In [1]:
import numpy as np
import re
from nltk.corpus import stopwords
import os
from collections import Counter
import string

<h3 style = 'color:purple;'>Vector Space Model (TF-IDF Weightage Model)</h3>

$$ f(q,d) = sim(q,d) =  \sum_{i=1}^n x_iy_i $$ 
q = (x_1,.....,x_n) <br>
d = (y_1,.....,y_n) <br>
x_i = count of word W_i in query. <br>
y_i = TF-IDF of word W_i in doc i.e $$ y_i = C(W_i,doc) * log_2 \frac {M+1} {k} $$
M = number of documents in the collection <br>
k = document frequency for every word in corpus


**M = 5 as it is assumed that the collection has 5 docs only.**

In [2]:

## sample documents to understand code easily
documents = {
    "d1" : "news about",
    "d2" : "news about organic food campaign",
    "d3" : "news of presidential campaign",
    "d4" : "news of presidential campaign presidential candidate",
    "d5" : "news of organic food campaign campaign campaign campaign"
}


### you can use it to work on big file


## uploading document from Data_Updated folder

# documents = {}
# for filename in os.listdir("Data-updated"):
#     file = open("Data-updated/"+filename, "r",errors = "ignore")
#     file = file.read()
#     documents[filename] = file


In [3]:
# vocabulary 

vocab = []

Write a function named wordList(doc) in such a way that it takes a txt
file as input argument and returns a list of words in your document.

In [4]:
## return list of word after separating each word on the basis of space

def wordList(doc):
    word_list = doc.split(" ")
    return word_list

Write a function named removePuncs(wordList) that takes list of
words then iterate through this list.

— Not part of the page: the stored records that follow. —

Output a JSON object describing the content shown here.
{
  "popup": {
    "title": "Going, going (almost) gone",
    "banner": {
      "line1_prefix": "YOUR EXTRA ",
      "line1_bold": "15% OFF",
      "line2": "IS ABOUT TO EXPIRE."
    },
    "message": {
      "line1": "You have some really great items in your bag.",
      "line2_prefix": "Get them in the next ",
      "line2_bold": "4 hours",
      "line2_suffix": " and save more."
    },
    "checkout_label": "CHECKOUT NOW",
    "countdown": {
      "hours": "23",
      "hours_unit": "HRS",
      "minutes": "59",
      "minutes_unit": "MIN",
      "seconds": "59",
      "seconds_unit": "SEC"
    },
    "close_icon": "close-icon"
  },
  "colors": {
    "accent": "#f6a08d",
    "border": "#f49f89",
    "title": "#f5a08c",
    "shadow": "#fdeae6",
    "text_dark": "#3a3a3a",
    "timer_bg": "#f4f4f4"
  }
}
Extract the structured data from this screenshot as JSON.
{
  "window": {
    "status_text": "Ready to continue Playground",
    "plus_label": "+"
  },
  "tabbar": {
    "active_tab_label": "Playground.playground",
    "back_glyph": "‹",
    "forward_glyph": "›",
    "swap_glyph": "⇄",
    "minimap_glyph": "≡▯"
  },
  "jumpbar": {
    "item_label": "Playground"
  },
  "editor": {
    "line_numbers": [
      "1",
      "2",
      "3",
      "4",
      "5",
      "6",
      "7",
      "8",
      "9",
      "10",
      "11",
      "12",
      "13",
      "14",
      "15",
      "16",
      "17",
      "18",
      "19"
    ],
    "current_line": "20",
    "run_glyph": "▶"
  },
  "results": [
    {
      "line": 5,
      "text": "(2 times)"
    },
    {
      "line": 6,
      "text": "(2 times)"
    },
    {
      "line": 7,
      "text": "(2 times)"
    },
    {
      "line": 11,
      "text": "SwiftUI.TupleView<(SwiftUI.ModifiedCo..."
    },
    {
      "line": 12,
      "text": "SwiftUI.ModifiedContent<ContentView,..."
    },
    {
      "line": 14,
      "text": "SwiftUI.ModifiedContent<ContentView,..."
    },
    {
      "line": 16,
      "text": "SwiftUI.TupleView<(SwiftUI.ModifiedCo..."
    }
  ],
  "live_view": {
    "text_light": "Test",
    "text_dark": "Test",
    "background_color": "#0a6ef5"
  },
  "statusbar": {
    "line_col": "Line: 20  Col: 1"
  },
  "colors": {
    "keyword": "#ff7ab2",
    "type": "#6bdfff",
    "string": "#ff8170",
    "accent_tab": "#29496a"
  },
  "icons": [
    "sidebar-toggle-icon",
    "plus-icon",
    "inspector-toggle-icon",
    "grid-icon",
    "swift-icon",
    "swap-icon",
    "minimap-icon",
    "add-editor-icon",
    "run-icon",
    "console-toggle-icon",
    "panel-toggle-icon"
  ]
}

During iteration it do some
processing on each word. Function should replace punctuation marks
as well as \n. and check either this word in stopword on not? if it is in
stopword then we didn't append this into resulting List.

In [5]:
## remove punctation and all the stop words from the list of words

def removePuncs(wordList):
    stopword_list = stopwords.words("english")
    update_wordList = []
    for word in wordList:
        trimmed_word = word.translate(str.maketrans('', '', string.punctuation))    #remove punctuation
        if (trimmed_word not in stopword_list) and len(trimmed_word)>0:             #remove stopwords and empty words
            update_wordList.append(trimmed_word)
          
    return update_wordList 

Write a function named termFrequencyInDoc(wordList) which
should take a list of words asinput argument, and output a dictionary
of words such that each word that appears in the document is key in
the dictionary and it's value is term frequency

In [6]:
#take the word list of document and find the term frequency and return the dictinoary 

def termFrequencyInDoc(wordsList):
    dictionary  = {}
    setOfWords = set(wordsList)
    for word in setOfWords:
        dictionary[word] = wordsList.count(word)
    return dictionary  


Write a function named wordDocFre(dicList) that takes list of
dictionary as input argument, each dictionary in this list is the word
that appears in the given document as keys and the no. of times the
word appears as value. This function should construct a dictionary
which has all the words that appear in the corpus as keys and no. of
docs that contain this word as value.

In [7]:
def wordDocFre(dicList):
    df_corpus = {}
    for word in vocab:
        df_corpus[word] = 0

    for word in vocab:
        count = 0
        for dic in dicList.values():
            if word in dic:
                count += 1
        df_corpus[word] = count
        
    return df_corpus


Construct a function named inverseDocFre(dicList,base) that takes
dictionary returned from wordDocFre functions above and outputs
inverse document frequency of each word.

In [8]:

def inverseDocFre(dicList,base):
    #since we have calculated k (document frequency) for all the words in the corpus, next step is to calculate idf
    M = len(documents) #number of documents in the collection
    idf_corpus = {} #inverse_document frequency for every word in corpus
    for word in vocab:
        idf_corpus[word] = (np.log((M+1) / dicList[word])) / np.log(base) #log_2 ((M+1)/k) i.e inverse document frequency
    return idf_corpus

This function named tfidf(docList) takes list of documents it calls
the function wordList to split the document in list of words and
remove stopwords and punctuation marks from them, then calls
termFrequencyInDoc() uses its output to create dictionary of
vocabulary using the function wordDocFre(), it then should call
inverseDocFre() function. It then outputs a list of dictionary, where
each document corresponds to the dictionary, its words should be
keys values should be tf-idf score.

In [9]:
def tfidf(docList):        
    
    tf_dictionary = {}
    for key, value in docList.items():
        words = wordList(value)
        words = removePuncs(words)

        for word in words:
            if word not in vocab:
                vocab.append(word)

        dic = termFrequencyInDoc(words)
        tf_dictionary[key] = dic
    
        
    idf_corpus = inverseDocFre(wordDocFre(tf_dictionary),2)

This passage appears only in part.